While the fallout from the Trump administration’s family-separation policy continues, the White House is spreading another humanitarian crisis around the entire world by keeping other refugees from ever reaching American soil. The administration is currently considering slashing the quota of refugee admissions by another 40 percent, on top of the previous year’s reduction, which halved the number of annual admissions to 45,000. The potential cut in the refugee “ceiling” by more than three-quarters since 2016, resulting in a cap of 25,000, would mark a break from historical precedent and, for human-rights advocates around the world, a moral outrage.
With the worldwide number of refugees surging toward 30 million, refugee organizations and advocates say Trump’s border-security crackdown is eroding a keystone of the country’s humanitarian obligations.
“There are things that have been said and policies that have been implemented that have had the effect of dramatically reducing the number of refugees that come into this country,” says Melanie Nezer, senior vice president of public affairs at the faith-based service organization HIAS. Speaking for communities that have long hosted refugee populations, she adds, “We’re talking about a subset of refugees who for a long time had hope that they had a future in the United States. Some of them have family members here, so that adds this extra layer of pain…. We just have to look at the impact that this has had on refugees, on their family members here, on the faith communities here like ours.… There are thousands of people across the country in our communities who want to welcome refugees.”
Unlike asylum seekers, who have already made the journey to the United States, refugees generally undertake the process before departing. They often must prove through voluminous paperwork and multiple interviews that they have family ties or community-based sponsors already in the country. And the waiting list for resettlement is so long that it can take months or years for your name to come up. Early on in Trump’s first term, his so-called Muslim ban slammed the door most harshly against refugees from several predominantly Muslim countries, and though the order itself has been somewhat rolled back, its validation by the Supreme Court has effectively codified Trumpian Islamophobia.

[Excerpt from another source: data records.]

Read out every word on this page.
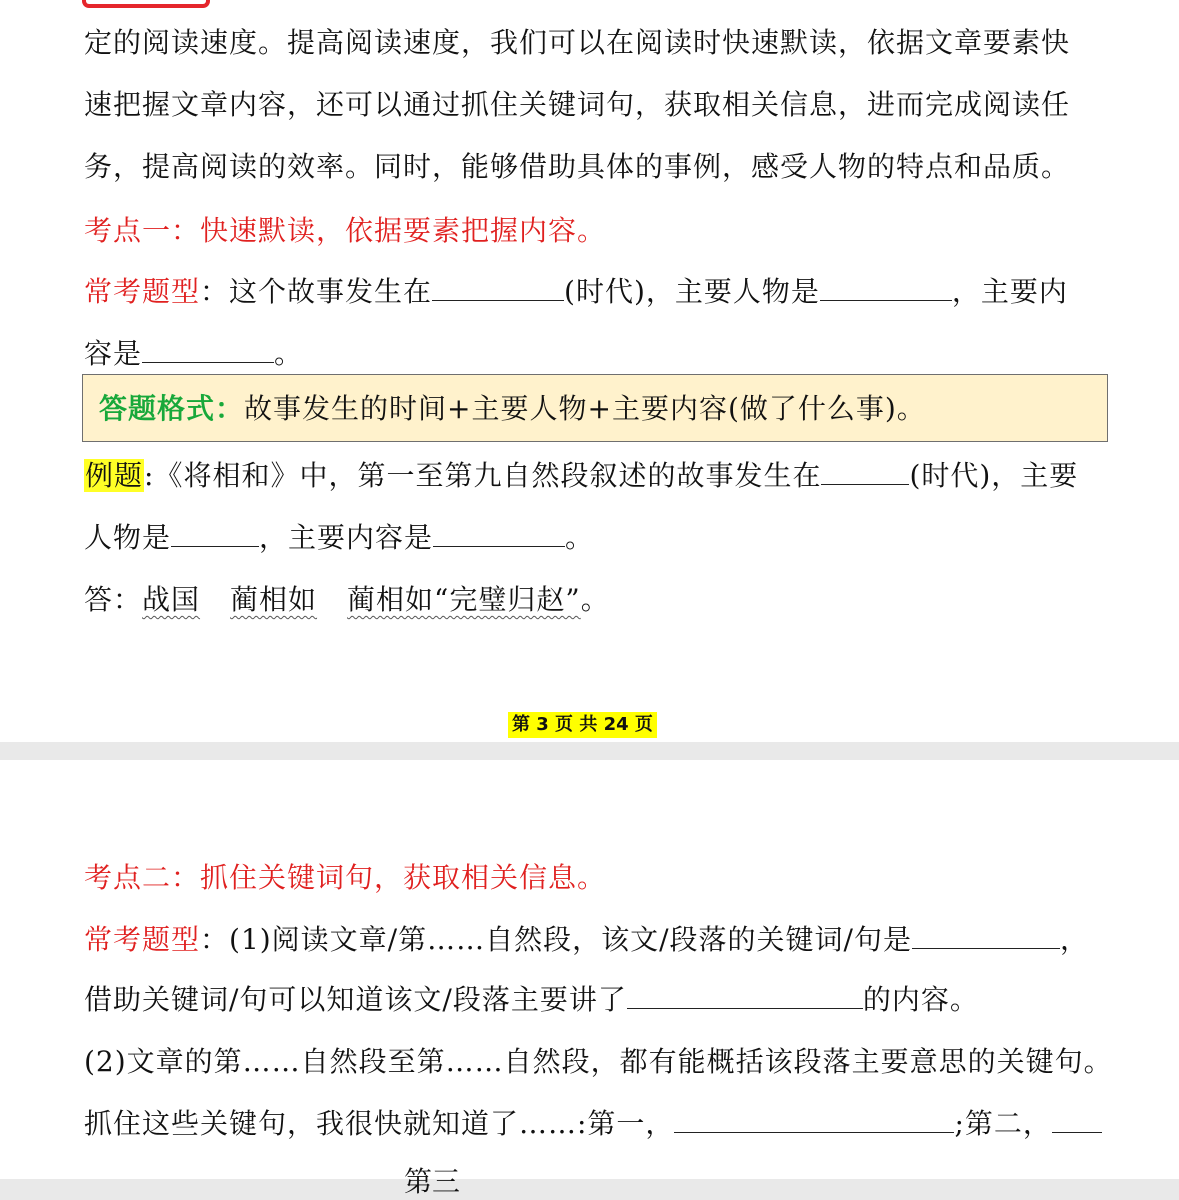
定的阅读速度。提高阅读速度，我们可以在阅读时快速默读，依据文章要素快
速把握文章内容，还可以通过抓住关键词句，获取相关信息，进而完成阅读任
务，提高阅读的效率。同时，能够借助具体的事例，感受人物的特点和品质。
考点一：快速默读，依据要素把握内容。
常考题型：这个故事发生在	(时代)，主要人物是	，主要内
容是	。
答题格式：故事发生的时间+主要人物+主要内容(做了什么事)。
例题:《将相和》中，第一至第九自然段叙述的故事发生在	(时代)，主要
人物是	，主要内容是	。
答：战国 蔺相如 蔺相如“完璧归赵”。
第 3 页 共 24 页
考点二：抓住关键词句，获取相关信息。
常考题型：(1)阅读文章/第……自然段，该文/段落的关键词/句是	，
借助关键词/句可以知道该文/段落主要讲了	的内容。
(2)文章的第……自然段至第……自然段，都有能概括该段落主要意思的关键句。
抓住这些关键句，我很快就知道了……:第一，	;第二，
第三
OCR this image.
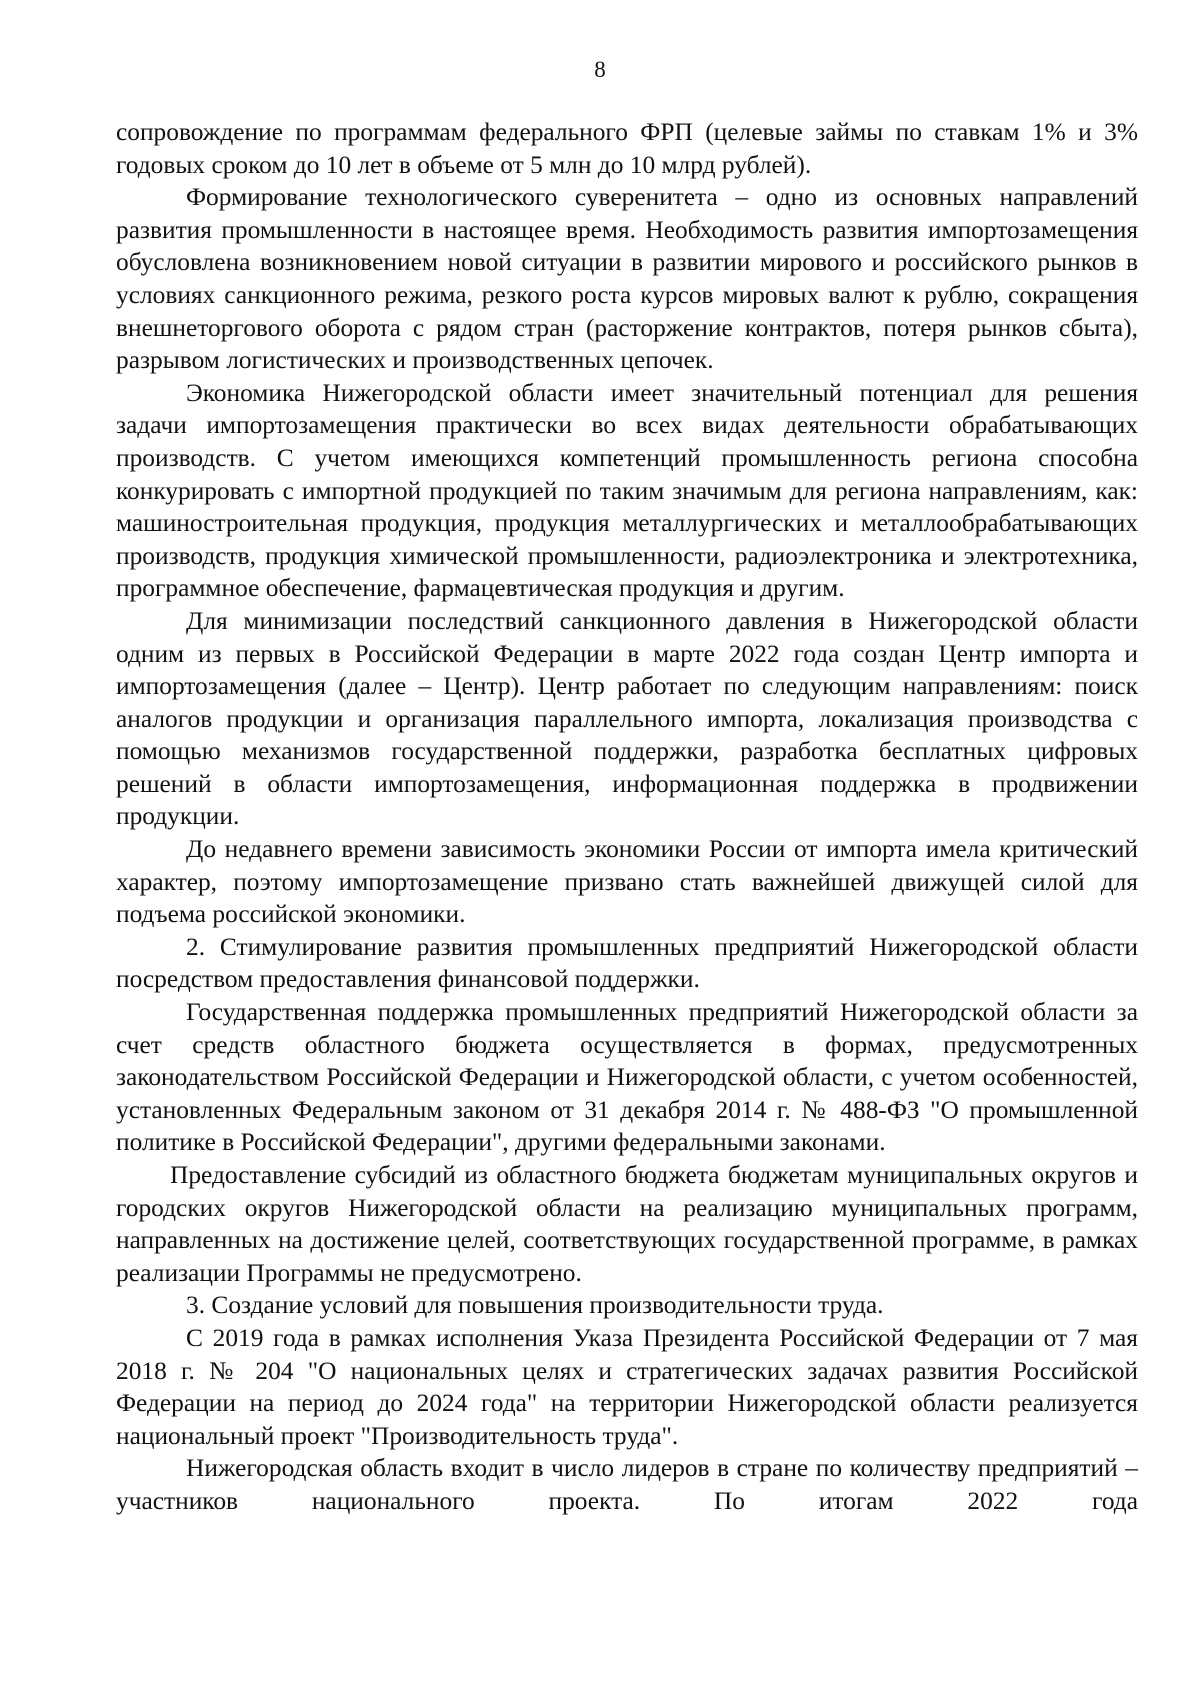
8

сопровождение по программам федерального ФРП (целевые займы по ставкам 1% и 3% годовых сроком до 10 лет в объеме от 5 млн до 10 млрд рублей).

Формирование технологического суверенитета – одно из основных направлений развития промышленности в настоящее время. Необходимость развития импортозамещения обусловлена возникновением новой ситуации в развитии мирового и российского рынков в условиях санкционного режима, резкого роста курсов мировых валют к рублю, сокращения внешнеторгового оборота с рядом стран (расторжение контрактов, потеря рынков сбыта), разрывом логистических и производственных цепочек.

Экономика Нижегородской области имеет значительный потенциал для решения задачи импортозамещения практически во всех видах деятельности обрабатывающих производств. С учетом имеющихся компетенций промышленность региона способна конкурировать с импортной продукцией по таким значимым для региона направлениям, как: машиностроительная продукция, продукция металлургических и металлообрабатывающих производств, продукция химической промышленности, радиоэлектроника и электротехника, программное обеспечение, фармацевтическая продукция и другим.

Для минимизации последствий санкционного давления в Нижегородской области одним из первых в Российской Федерации в марте 2022 года создан Центр импорта и импортозамещения (далее – Центр). Центр работает по следующим направлениям: поиск аналогов продукции и организация параллельного импорта, локализация производства с помощью механизмов государственной поддержки, разработка бесплатных цифровых решений в области импортозамещения, информационная поддержка в продвижении продукции.

До недавнего времени зависимость экономики России от импорта имела критический характер, поэтому импортозамещение призвано стать важнейшей движущей силой для подъема российской экономики.

2. Стимулирование развития промышленных предприятий Нижегородской области посредством предоставления финансовой поддержки.

Государственная поддержка промышленных предприятий Нижегородской области за счет средств областного бюджета осуществляется в формах, предусмотренных законодательством Российской Федерации и Нижегородской области, с учетом особенностей, установленных Федеральным законом от 31 декабря 2014 г. № 488-ФЗ "О промышленной политике в Российской Федерации", другими федеральными законами.

Предоставление субсидий из областного бюджета бюджетам муниципальных округов и городских округов Нижегородской области на реализацию муниципальных программ, направленных на достижение целей, соответствующих государственной программе, в рамках реализации Программы не предусмотрено.

3. Создание условий для повышения производительности труда.

С 2019 года в рамках исполнения Указа Президента Российской Федерации от 7 мая 2018 г. № 204 "О национальных целях и стратегических задачах развития Российской Федерации на период до 2024 года" на территории Нижегородской области реализуется национальный проект "Производительность труда".

Нижегородская область входит в число лидеров в стране по количеству предприятий – участников национального проекта. По итогам 2022 года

Overall, refugee admissions are expected to dip to their lowest rate since since the current system began in 1980s. But even more drastic could be the impact of increasingly harsh vetting for new refugee applications; the “ceiling” on refugees is merely the potential limit, but in the meantime, there’s little stopping the immigration service from simply tightening the sieve when screening people for security concerns. At the start of 2018, there were already signs that humanitarian pathways were shrinking well below the cap—actual admissions had dwindled during the first 10 months of the fiscal year to fewer than 18,000.